Finding steady-state probability of a Markov chain

Question

Let $X_{n}$ be a Markov chain on state space $S = \{ 1,2 \dots, 23 \}$ with transition probability given by

$p_{i,i+1}= p_{i,i-1} = \frac {1}{2} \ \ \forall \ 2\le i \le 22 , $

$ p_{1,2}= p_{1,23} = \frac {1}{2} $

$ p_{23,1}= p_{23,22} = \frac {1}{2} $

then we need to show that $P(X_n=i) = \frac {1}{23} $.

attempt :

( i thought of many results that i know but i could not figure it out )

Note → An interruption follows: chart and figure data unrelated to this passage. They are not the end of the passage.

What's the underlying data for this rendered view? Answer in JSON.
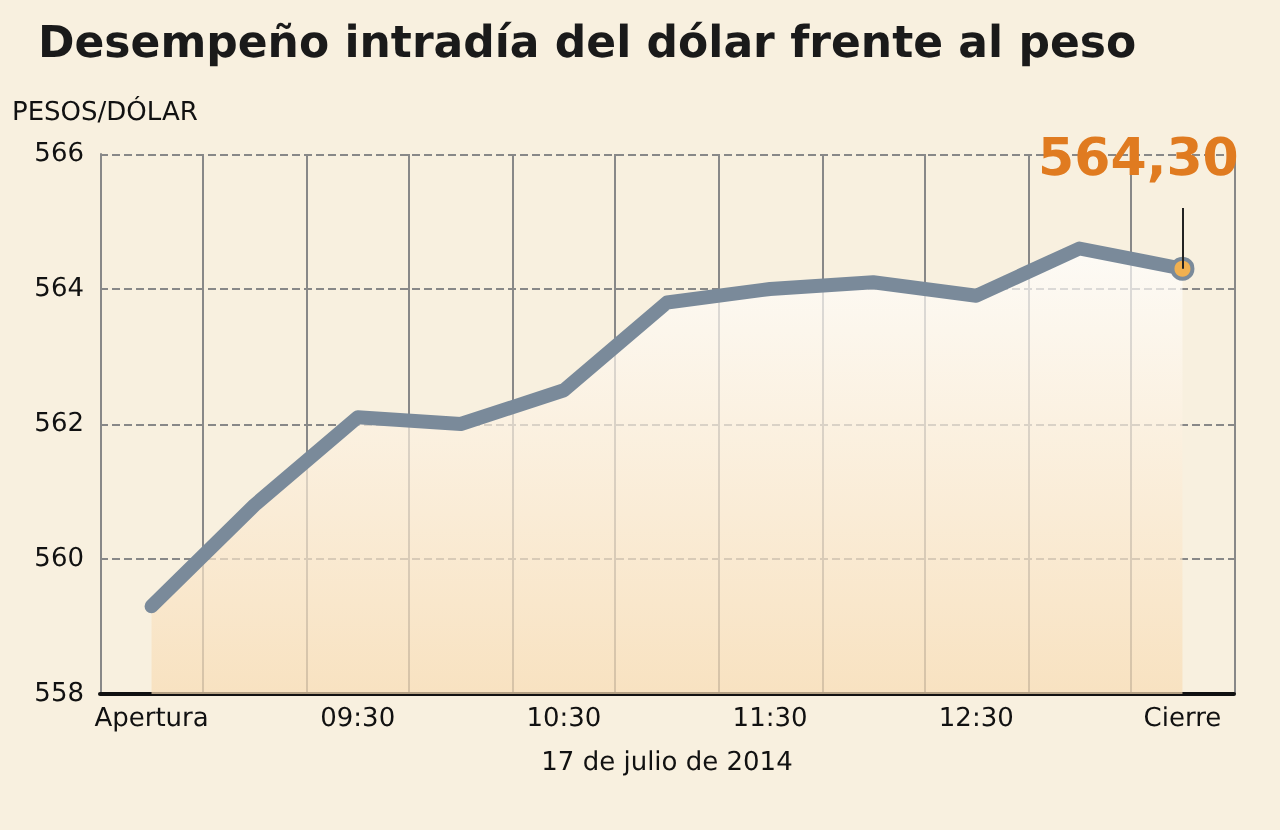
{
  "chart_data": {
    "type": "area",
    "title": "Desempeño intradía del dólar frente al peso",
    "ylabel": "PESOS/DÓLAR",
    "xlabel": "17 de julio de 2014",
    "categories": [
      "Apertura",
      null,
      "09:30",
      null,
      "10:30",
      null,
      "11:30",
      null,
      "12:30",
      null,
      "Cierre"
    ],
    "series": [
      {
        "color": "#7a8a9a",
        "values": [
          559.3,
          560.8,
          562.1,
          562.0,
          562.5,
          563.8,
          564.0,
          564.1,
          563.9,
          564.6,
          564.3
        ],
        "value_labels": [
          null,
          null,
          null,
          null,
          null,
          null,
          null,
          null,
          null,
          null,
          "564,30"
        ]
      }
    ],
    "ylim": [
      558,
      566
    ],
    "yticks": [
      558,
      560,
      562,
      564,
      566
    ],
    "grid": true
  }
}
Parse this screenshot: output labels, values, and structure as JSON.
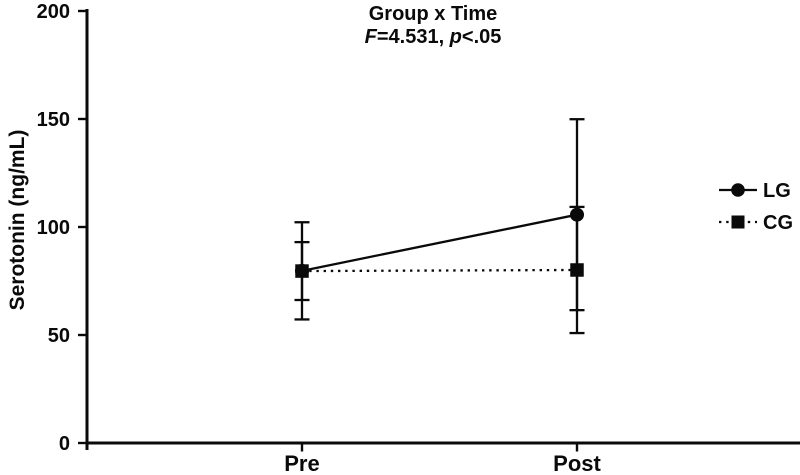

i tried to solve equations

$\pi_1 = \frac {1}{2} \pi_2 + \frac {1}{2} \pi_{23} $

$\pi_2 = \frac {1}{2} \pi_1 + \frac {1}{2} \pi_3 $

..

..

$ \pi_{23} = \frac {1}{2} \pi_1 + \frac {1}{2} \pi_{22} $

but this seems confusing. Please suggest a proper method .

Answer 1

Note that $p(X_n=i)=\frac{1}{23}$ suggests that the distribution is independent of $n$ a result which You already used implicitly when you wrote $\pi P=\pi$ where $\pi$ is a vector and $P$ is the $23\times23$ transition matrix. This suggests that $\pi_n$ converge towards stationary distribution as $n\rightarrow \infty$ and that $\pi$ is the steady-state probability. Consider how You would compute $\pi$ as a result of infinite number of transitions. In particular, consider that $\pi_n=\pi_0 P^n$ and that $\lim_{n\rightarrow \infty} \pi_0 P^n= \lim_{n\rightarrow \infty} P^n= \pi$. You can then use the last equality to compute $\pi$ and to show that $\pi_i=\frac{1}{23}$.